Gem #54: Scripting Capabilities in GNAT (Part 2)

Let's get started…

A lot of applications have a need to execute commands on the machine. There are several use cases: a program might wish to wait for a command to complete (for instance the command generates a file that the application then needs to parse); it might spawn a command in the background and continue to execute in the meantime; or it might need to interact with an external application (sending data to its input stream and reading its output).

Spawning a process that the application doesn't need to interact with is easy. The GNAT run-time provides a package GNAT.OS_Lib containing a number of subprograms that are low-level interfaces to the system. In particular, the package provides several subprograms with names Spawn and Non_Blocking_Spawn which, as their name indicates, will spawn an external application, and wait or not for its completion.

with GNAT.OS_Lib;  use GNAT.OS_Lib;

procedure Main is
   Command : constant String := "myapp -f 'a string with spaces'";
   --  We assume the slightly more complex case where the arguments of the
   --  command are part of the same string (this is generally the case when
   --  the command is provided interactively by the user).

   Args        : Argument_List_Access;
   Exit_Status : Integer;
   Pid         : Process_Id;
   Success     : Boolean;

   --  Prepare the arguments.
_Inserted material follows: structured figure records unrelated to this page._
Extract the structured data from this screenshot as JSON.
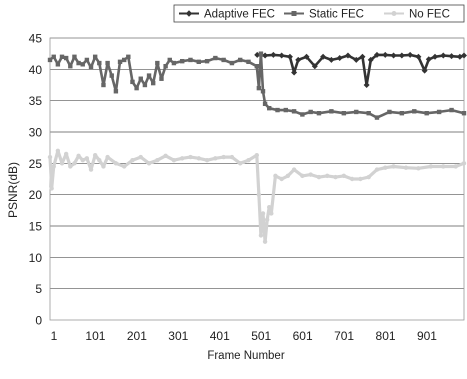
{
  "chart_data": {
    "type": "line",
    "title": "",
    "xlabel": "Frame Number",
    "ylabel": "PSNR(dB)",
    "ylim": [
      0,
      45
    ],
    "yticks": [
      0,
      5,
      10,
      15,
      20,
      25,
      30,
      35,
      40,
      45
    ],
    "xlim": [
      1,
      1000
    ],
    "xticks": [
      1,
      101,
      201,
      301,
      401,
      501,
      601,
      701,
      801,
      901
    ],
    "grid": "horizontal",
    "legend_position": "top-right",
    "series": [
      {
        "name": "Adaptive FEC",
        "color": "#333333",
        "marker": "diamond",
        "x": [
          501,
          520,
          540,
          560,
          580,
          590,
          600,
          620,
          640,
          660,
          680,
          700,
          720,
          740,
          755,
          765,
          775,
          790,
          810,
          830,
          850,
          870,
          890,
          905,
          915,
          930,
          950,
          970,
          990,
          1000
        ],
        "y": [
          42.3,
          42.2,
          42.3,
          42.2,
          42.0,
          39.5,
          41.5,
          42.0,
          40.5,
          42.0,
          41.5,
          41.8,
          42.2,
          41.5,
          42.0,
          37.5,
          41.5,
          42.3,
          42.3,
          42.2,
          42.2,
          42.3,
          42.0,
          39.8,
          41.6,
          42.0,
          42.2,
          42.1,
          42.0,
          42.2
        ]
      },
      {
        "name": "Static FEC",
        "color": "#666666",
        "marker": "square",
        "x": [
          1,
          10,
          20,
          30,
          40,
          50,
          60,
          70,
          80,
          90,
          100,
          110,
          120,
          130,
          140,
          150,
          160,
          170,
          180,
          190,
          200,
          210,
          220,
          230,
          240,
          250,
          260,
          270,
          280,
          290,
          300,
          320,
          340,
          360,
          380,
          400,
          420,
          440,
          460,
          480,
          500,
          505,
          510,
          515,
          520,
          530,
          550,
          570,
          590,
          610,
          630,
          650,
          680,
          710,
          740,
          770,
          790,
          820,
          850,
          880,
          910,
          940,
          970,
          1000
        ],
        "y": [
          41.5,
          42.0,
          40.8,
          42.0,
          41.8,
          40.5,
          42.0,
          41.0,
          40.8,
          41.5,
          40.3,
          42.0,
          41.0,
          37.5,
          41.0,
          39.0,
          36.5,
          41.2,
          41.5,
          42.0,
          38.0,
          37.0,
          38.5,
          37.5,
          39.0,
          37.8,
          41.0,
          38.5,
          40.5,
          41.5,
          41.0,
          41.3,
          41.5,
          41.2,
          41.3,
          41.8,
          41.5,
          41.0,
          41.5,
          41.2,
          40.5,
          37.0,
          42.5,
          36.5,
          34.5,
          33.8,
          33.5,
          33.5,
          33.3,
          32.8,
          33.2,
          33.0,
          33.3,
          33.0,
          33.2,
          33.0,
          32.3,
          33.2,
          33.0,
          33.3,
          33.0,
          33.2,
          33.5,
          33.0
        ]
      },
      {
        "name": "No FEC",
        "color": "#d2d2d2",
        "marker": "circle",
        "x": [
          1,
          5,
          10,
          20,
          30,
          40,
          50,
          60,
          70,
          80,
          90,
          100,
          110,
          120,
          130,
          140,
          160,
          180,
          200,
          220,
          240,
          260,
          280,
          300,
          320,
          340,
          360,
          380,
          400,
          420,
          440,
          460,
          480,
          500,
          505,
          510,
          515,
          520,
          525,
          530,
          535,
          545,
          560,
          575,
          590,
          610,
          630,
          650,
          670,
          690,
          710,
          730,
          750,
          770,
          790,
          810,
          830,
          860,
          890,
          920,
          950,
          980,
          1000
        ],
        "y": [
          26.0,
          21.0,
          24.5,
          27.0,
          25.0,
          26.5,
          24.5,
          25.0,
          26.2,
          25.5,
          25.8,
          24.0,
          26.3,
          25.5,
          24.5,
          26.0,
          25.0,
          24.5,
          25.5,
          26.0,
          25.0,
          25.5,
          26.2,
          25.5,
          25.8,
          26.0,
          25.8,
          25.5,
          25.8,
          26.0,
          26.0,
          25.0,
          25.5,
          26.3,
          20.0,
          13.5,
          17.0,
          12.5,
          16.0,
          18.0,
          17.0,
          23.0,
          22.5,
          23.0,
          24.0,
          23.0,
          23.2,
          22.8,
          23.0,
          22.8,
          23.0,
          22.5,
          22.5,
          22.8,
          24.0,
          24.3,
          24.5,
          24.3,
          24.2,
          24.5,
          24.5,
          24.5,
          25.0
        ]
      }
    ]
  }
}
Splitting properly takes quotes into account.

   Args := Argument_String_To_List (Command);

   --  Spawn the command and wait for its possible completion

   if Background_Mode then
      Pid := Non_Blocking_Spawn
         (Program_Name => Args (Args'First).all,
          Args         => Args (Args'First + 1 .. Args'Last));

      --  We could also wait for completion:
      --  Wait_Process (Pid, Success);

      Exit_Status := Spawn
         (Program_Name => Args (Args'First).all,
          Args         => Args (Args'First + 1 .. Args'Last));
   end if;

   --  Free memory
   Free (Args);

end Main;

While discussing GNAT.OS_Lib, it is worth investigating its remaining subprograms. They provide system-independent file manipulation (checking whether a file exists, whether it is a directory or a symbolic link, access to the date of the last modification for the file, copying, deleting, and renaming files, etc.). One very interesting subprogram is Normalize_Pathname, which is able to resolve symbolic links and convert the casing of file names depending on whether they can be accessed using a unique name or with case insensitivity. This provides a convenient way to check whether two file names are the same (handling "..", symbolic links, and case resolution is quite complicated to get right and system-independent, and GNAT.OS_Lib takes care of it for you).

Among the three use cases we mentioned at the beginning, the most complicated one is where the application needs to interact with a process. Such interaction is provided through the GNAT.Expect package. Here, you can spawn a process, and, while it is running, send it input and read its output. Communication between the two processes is done through pipes. Another implementation, using an approach based on ttys (pseudo terminals), is planned to be made available as part of the GNAT Reusable Components, and is designed to provide a closer emulation of what happens when you spawn a process from a terminal.

Here is an example of using GNAT.Expect:

with GNAT.Expect;  use GNAT.Expect;

procedure Main is
   Command : constant String := "gdb myapp"; --  Let's spawn a debugger session.
   Pd      : Process_Descriptor;
   Args    : Argument_List_Access;
   Result  : Expect_Match;

   --  First we spawn the process. Splitting the program name and the
   --  arguments is done as in the previous example, using
   --  Argument_String_To_List. Remember to free the memory at the end.

   Args := Argument_String_To_List (Command);

       Command     => Args (Args'First).all,
       Args        => Args (Args'First + 1 .. Args'Last),
       Buffer_Size => 0);
   --  The debugger is now running. Let's send a command.

   Send (Pd, "break 10");

   --  Then let's read the output of the debugger.
   --  Here, we are expecting any possible non-empty output (hence the
   --  ".+" regexp). We might in fact be expecting a file name that
   --  gdb uses to confirm a breakpoint. The regexp would be something like:
   --   "file (.*), line (\d+)"

   Expect (Pd, Result, Regexp => ".+", Timeout => 1_000);

   case Result is
      when Expect_Timeout => ...;  --  gdb never replied
      when 1  => ...;              --  the regexp matched
          --  We then have access to all the output of gdb since the
          --  last call to Expect, through the Expect_Out subprogram.
   end case;

   --  When we are done, terminate gdb:

   Close (Pd);      
end Main;

This example really only briefly touched on the capabilities of GNAT.Expect. As a side note, the whole of GPS, our integrated development environment uses this package to interact with external processes.